-Kanye West. Dude, I was so on board with that Golddigger song a few years ago (until the db's at the Jiffy Lube stole my CD's when they changed my oil). Now? You are just a stupid attention whore. STOP IT. NO ONE CARES. YOU ARE AN IDIOT.
-Kate Major. Dude. Fine. You despise John Gosselin. GET IN LINE. Does anyone NOT despise him?
Although, seriously. Does this dude have a beer flavored peen or what? I can't think of any of other explanation for all these women flocking around him because Jesus Lord, child support for eight children cannot be cheap and he's about as attractive as a pile of cat puke.
(Sorry dad. Sorry)
(Admittedly, it would be hard for my own ass to bite me)
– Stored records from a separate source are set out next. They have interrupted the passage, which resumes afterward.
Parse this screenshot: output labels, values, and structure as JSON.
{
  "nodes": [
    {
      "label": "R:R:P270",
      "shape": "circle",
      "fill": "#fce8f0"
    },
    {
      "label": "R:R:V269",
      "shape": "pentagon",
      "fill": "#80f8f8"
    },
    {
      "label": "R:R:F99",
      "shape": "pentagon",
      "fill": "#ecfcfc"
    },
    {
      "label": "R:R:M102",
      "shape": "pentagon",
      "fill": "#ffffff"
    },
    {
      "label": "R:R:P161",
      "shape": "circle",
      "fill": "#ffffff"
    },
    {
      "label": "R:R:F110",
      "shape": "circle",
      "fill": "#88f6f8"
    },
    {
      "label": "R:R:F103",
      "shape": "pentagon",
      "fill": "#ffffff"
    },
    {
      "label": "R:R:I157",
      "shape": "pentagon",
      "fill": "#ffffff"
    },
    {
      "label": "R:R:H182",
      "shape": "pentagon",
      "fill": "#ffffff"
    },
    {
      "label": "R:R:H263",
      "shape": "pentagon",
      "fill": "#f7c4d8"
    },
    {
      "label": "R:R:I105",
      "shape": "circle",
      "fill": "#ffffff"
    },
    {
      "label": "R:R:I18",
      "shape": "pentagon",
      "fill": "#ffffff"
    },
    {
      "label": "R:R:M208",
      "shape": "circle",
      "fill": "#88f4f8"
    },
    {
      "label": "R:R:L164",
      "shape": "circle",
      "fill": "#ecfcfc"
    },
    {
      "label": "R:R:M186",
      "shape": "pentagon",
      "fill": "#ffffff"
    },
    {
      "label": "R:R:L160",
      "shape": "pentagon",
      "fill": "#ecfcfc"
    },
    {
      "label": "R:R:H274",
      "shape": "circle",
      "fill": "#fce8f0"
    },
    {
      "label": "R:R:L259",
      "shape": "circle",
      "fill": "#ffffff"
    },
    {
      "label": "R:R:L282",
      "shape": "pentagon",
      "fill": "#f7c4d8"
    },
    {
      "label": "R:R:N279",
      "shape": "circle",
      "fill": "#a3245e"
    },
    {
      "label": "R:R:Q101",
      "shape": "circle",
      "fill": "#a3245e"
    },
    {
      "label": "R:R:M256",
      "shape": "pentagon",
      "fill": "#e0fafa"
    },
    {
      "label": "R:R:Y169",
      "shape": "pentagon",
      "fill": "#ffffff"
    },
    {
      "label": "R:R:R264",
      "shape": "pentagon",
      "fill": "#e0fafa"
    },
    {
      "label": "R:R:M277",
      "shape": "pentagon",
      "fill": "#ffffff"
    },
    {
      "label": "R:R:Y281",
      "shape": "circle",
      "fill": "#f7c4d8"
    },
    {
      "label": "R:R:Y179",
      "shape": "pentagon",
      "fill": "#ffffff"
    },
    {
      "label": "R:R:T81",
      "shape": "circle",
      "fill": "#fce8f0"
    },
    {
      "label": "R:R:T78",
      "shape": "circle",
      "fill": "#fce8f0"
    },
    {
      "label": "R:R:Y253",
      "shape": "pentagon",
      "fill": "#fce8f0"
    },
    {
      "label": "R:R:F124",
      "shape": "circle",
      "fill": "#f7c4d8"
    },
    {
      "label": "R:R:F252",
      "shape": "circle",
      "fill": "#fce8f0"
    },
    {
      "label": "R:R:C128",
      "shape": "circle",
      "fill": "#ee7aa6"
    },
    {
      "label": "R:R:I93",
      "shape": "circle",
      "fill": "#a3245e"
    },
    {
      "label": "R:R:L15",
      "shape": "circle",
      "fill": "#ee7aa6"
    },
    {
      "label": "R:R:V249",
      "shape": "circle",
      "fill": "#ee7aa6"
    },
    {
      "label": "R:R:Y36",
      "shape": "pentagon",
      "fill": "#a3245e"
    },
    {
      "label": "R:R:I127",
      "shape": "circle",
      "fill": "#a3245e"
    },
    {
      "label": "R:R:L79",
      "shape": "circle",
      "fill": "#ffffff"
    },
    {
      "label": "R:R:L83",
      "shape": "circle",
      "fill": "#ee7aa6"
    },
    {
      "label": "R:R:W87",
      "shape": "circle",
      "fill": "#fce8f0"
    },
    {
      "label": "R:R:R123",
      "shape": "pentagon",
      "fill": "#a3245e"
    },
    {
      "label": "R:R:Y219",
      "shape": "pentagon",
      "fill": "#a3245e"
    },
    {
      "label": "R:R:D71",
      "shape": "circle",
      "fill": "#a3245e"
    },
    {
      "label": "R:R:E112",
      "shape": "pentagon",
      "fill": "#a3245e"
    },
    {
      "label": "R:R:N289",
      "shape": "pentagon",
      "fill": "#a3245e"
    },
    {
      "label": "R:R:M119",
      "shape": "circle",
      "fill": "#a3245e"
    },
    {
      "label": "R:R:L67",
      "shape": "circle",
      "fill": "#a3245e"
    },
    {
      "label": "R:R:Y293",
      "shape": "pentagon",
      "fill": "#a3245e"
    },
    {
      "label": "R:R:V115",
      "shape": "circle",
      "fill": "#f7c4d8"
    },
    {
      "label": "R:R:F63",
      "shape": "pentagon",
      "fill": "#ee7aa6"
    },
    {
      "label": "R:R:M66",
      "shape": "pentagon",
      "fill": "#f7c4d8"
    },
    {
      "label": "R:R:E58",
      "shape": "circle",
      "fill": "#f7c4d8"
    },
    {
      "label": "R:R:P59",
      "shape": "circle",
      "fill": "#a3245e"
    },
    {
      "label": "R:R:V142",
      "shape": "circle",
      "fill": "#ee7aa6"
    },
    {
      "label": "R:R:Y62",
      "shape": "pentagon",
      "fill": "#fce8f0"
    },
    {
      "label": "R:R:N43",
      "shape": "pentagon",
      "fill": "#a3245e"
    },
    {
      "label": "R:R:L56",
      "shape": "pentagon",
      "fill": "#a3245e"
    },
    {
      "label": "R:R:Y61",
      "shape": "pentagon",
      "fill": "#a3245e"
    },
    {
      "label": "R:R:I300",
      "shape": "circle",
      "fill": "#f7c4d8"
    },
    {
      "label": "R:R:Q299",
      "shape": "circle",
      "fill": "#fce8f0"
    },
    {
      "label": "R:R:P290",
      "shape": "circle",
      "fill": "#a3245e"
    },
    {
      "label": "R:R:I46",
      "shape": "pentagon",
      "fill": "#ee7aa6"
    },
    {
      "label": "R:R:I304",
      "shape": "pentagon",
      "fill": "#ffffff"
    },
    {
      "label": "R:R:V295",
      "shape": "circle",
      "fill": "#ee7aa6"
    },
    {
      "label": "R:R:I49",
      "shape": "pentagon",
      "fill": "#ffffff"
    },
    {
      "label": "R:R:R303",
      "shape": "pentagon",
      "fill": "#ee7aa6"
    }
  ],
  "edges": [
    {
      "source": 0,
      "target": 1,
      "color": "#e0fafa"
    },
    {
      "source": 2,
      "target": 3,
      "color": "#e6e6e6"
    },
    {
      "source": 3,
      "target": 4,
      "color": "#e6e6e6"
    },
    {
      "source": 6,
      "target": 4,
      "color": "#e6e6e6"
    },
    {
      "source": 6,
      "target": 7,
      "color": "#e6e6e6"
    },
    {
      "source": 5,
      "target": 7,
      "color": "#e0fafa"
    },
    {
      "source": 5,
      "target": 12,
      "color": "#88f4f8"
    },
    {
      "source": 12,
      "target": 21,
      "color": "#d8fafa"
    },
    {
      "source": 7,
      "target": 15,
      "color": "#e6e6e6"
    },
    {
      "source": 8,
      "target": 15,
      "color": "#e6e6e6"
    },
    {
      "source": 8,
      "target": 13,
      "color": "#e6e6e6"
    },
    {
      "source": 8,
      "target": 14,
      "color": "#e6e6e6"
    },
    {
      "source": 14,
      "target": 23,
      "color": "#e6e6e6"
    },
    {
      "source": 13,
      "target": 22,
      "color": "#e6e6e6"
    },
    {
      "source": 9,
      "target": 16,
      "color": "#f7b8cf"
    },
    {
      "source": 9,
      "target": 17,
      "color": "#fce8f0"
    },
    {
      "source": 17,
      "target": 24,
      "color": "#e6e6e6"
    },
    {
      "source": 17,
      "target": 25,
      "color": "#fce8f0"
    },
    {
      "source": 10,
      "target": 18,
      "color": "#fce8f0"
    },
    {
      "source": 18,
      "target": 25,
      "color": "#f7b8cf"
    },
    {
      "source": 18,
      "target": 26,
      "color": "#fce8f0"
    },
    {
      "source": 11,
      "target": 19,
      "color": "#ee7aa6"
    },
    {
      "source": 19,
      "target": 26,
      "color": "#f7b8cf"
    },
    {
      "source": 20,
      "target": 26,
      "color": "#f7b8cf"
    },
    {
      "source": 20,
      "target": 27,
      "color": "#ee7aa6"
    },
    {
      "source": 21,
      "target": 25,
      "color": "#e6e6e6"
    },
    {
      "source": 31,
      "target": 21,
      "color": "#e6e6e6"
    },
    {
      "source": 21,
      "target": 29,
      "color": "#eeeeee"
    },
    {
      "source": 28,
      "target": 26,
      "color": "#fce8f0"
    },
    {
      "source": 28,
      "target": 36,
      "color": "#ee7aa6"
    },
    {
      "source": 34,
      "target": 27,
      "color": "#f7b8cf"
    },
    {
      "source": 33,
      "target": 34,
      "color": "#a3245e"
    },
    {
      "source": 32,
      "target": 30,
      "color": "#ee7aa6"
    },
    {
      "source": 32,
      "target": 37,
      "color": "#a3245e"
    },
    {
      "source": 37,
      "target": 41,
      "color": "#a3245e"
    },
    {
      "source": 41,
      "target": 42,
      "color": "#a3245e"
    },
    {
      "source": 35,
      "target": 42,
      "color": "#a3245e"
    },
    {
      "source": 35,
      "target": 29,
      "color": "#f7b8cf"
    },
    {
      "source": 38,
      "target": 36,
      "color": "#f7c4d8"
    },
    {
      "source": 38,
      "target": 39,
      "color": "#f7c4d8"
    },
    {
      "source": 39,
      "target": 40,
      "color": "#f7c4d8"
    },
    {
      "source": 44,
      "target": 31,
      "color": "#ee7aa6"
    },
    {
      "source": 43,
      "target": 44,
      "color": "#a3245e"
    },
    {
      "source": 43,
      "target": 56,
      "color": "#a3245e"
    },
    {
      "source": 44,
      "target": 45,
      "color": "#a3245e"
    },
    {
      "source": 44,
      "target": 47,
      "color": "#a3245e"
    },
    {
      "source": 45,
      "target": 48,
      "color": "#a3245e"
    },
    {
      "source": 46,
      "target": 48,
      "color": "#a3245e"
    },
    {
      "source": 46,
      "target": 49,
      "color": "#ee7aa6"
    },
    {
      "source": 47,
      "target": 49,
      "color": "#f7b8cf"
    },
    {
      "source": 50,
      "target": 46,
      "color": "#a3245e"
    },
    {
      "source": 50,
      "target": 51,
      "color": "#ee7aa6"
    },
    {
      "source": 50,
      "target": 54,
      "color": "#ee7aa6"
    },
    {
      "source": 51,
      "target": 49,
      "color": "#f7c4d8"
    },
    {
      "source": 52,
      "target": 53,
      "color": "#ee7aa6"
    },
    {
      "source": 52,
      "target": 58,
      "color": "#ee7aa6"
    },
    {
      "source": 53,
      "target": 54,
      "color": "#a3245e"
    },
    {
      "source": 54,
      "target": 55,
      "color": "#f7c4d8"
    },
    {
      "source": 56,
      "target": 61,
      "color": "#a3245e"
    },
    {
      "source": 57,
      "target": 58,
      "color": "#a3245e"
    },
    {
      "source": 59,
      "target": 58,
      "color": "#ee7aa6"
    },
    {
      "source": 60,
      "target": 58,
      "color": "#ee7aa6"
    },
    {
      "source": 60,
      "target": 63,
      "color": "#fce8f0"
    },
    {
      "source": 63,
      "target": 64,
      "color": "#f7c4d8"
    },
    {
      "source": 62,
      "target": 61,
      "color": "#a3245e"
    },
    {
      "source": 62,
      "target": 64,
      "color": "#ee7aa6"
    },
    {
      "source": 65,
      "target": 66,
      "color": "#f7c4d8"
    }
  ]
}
-The death of Patrick Swayze. So NOT the time of my life.
-Biochemistry. Just cause.
-My new book. Specifically, my paralyzing fear of said book.
(We're in a it's-not-going-well phase. Is it obvious?)
-The bizarre rules that come along with middle school. Specifically, the fact that the school can, apparently change the start time, not tell anyone and STILL get pissy with you because your kids are "late".
-The equally bizarre hormones that come along with middle school. These include, but are not limited to, sobbing for no reason, panicking over nothing, and sobbing over something that does not require even sniffling.
-People who GRAPHICALLY OVERSHARE on the Facebook. It's awesome that you have really strong beliefs on certain issues. It's not awesome to post graphic things to get your point across. Just...no.
Also? I don't want to know if you had sex last night. I just don't. I'm very happy for you, but keep that to yourself.
-My cell phone. It's a complete piece of crap.
-The economy, which is also a complete piece of crap.
-The fact that it's not November yet. I need it to be November. Now.